E se depois
O sangue ainda correr
Corre atrás dele
E se depois
O fogo te perseguir
Aquece-te nele
E se depois
O desejo persistir
Consome-te nele
E se depois
O sangue ainda correr
Corre atrás dele
M. M.
Na boca reacendo uma navalha de lume para sufocar a solidão, e as palavras que já nada podem revelar, nem ajudar. Falo e digo as coisas todas. Não penso nas palavras. Saem de mim para ti que as ouves e lhes dás importância, sentido e propriedade. Acreditas-me, e isso dá-me a força com que afasto os animais lendários da minha bebedeira.
Avanço então para ti numa dor de sangue, mastigando o pão amargo com que alimento as mãos ávidas de um oiro que não enriquece homem nenhum. Não tenho nada e, talvez por isso, eu nada temo: Nem a solidão dos teus ais nem todo o mar que há dentro do mar. Acredita-me: eu já nem medo tenho, é uma coragem desavergonhada que me leva para ti.
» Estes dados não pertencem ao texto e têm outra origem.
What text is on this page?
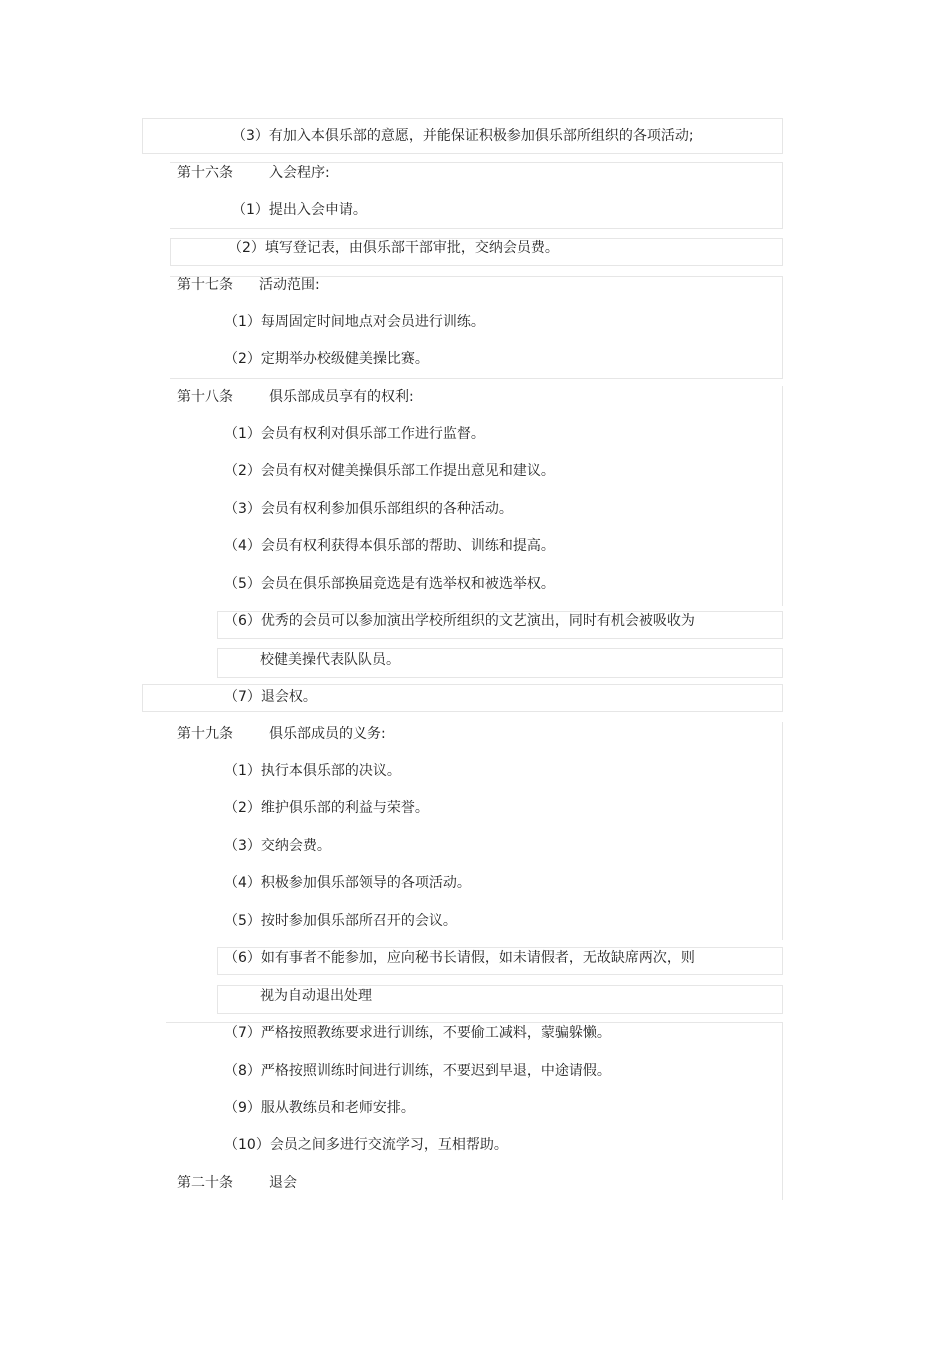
（3）有加入本俱乐部的意愿，并能保证积极参加俱乐部所组织的各项活动;
第十六条	入会程序:
（1）提出入会申请。
（2）填写登记表，由俱乐部干部审批，交纳会员费。
第十七条 活动范围:
（1）每周固定时间地点对会员进行训练。
（2）定期举办校级健美操比赛。
第十八条	俱乐部成员享有的权利:
（1）会员有权利对俱乐部工作进行监督。
（2）会员有权对健美操俱乐部工作提出意见和建议。
（3）会员有权利参加俱乐部组织的各种活动。
（4）会员有权利获得本俱乐部的帮助、训练和提高。
（5）会员在俱乐部换届竞选是有选举权和被选举权。
（6）优秀的会员可以参加演出学校所组织的文艺演出，同时有机会被吸收为
校健美操代表队队员。
（7）退会权。
第十九条	俱乐部成员的义务:
（1）执行本俱乐部的决议。
（2）维护俱乐部的利益与荣誉。
（3）交纳会费。
（4）积极参加俱乐部领导的各项活动。
（5）按时参加俱乐部所召开的会议。
（6）如有事者不能参加，应向秘书长请假，如未请假者，无故缺席两次，则
视为自动退出处理
（7）严格按照教练要求进行训练，不要偷工减料，蒙骗躲懒。
（8）严格按照训练时间进行训练，不要迟到早退，中途请假。
（9）服从教练员和老师安排。
（10）会员之间多进行交流学习，互相帮助。
第二十条	退会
E são ainda essas palavras, que se dizem da-boca-para-fora, que pegam fogo ao sabor ácido das amoras que provei em Tomar aos 9 anos, num caminho de silvas e pó. Aos 9 anos tinha o cabelo fresco de sabão azul e branco, tão limpo que cuspia flores. Eu hoje só te tenho a ti.
Conjugo os verbos todos que conheço e nomeio substantivos
que adjectivo numa ânsia disparatada de ser entendido, enquanto as ideias me morrem rente à boca, asfixiadas. Julgo mesmo que habito essa vontade de dizer as palavras numa uma saudade de barco fundeado.
Lembro-me de uma música e de uma rima fácil mas por mais que te esfaquei encontro apenas decisões já tomadas e caminhos a seguir. Cavo-te fundo para encontrar esse pedaço de lua de açúcar que ilumina o precioso silêncio com que estudas toda a estratégia do nosso futuro.
Avanço finalmente pela madrugada que morre manhã dentro e vou a pé acendendo o fogo na calçada, vou cego e vou depressa e quero que saibas, enquanto persigo mais sangue: eu ainda aqui estou, ainda...muito.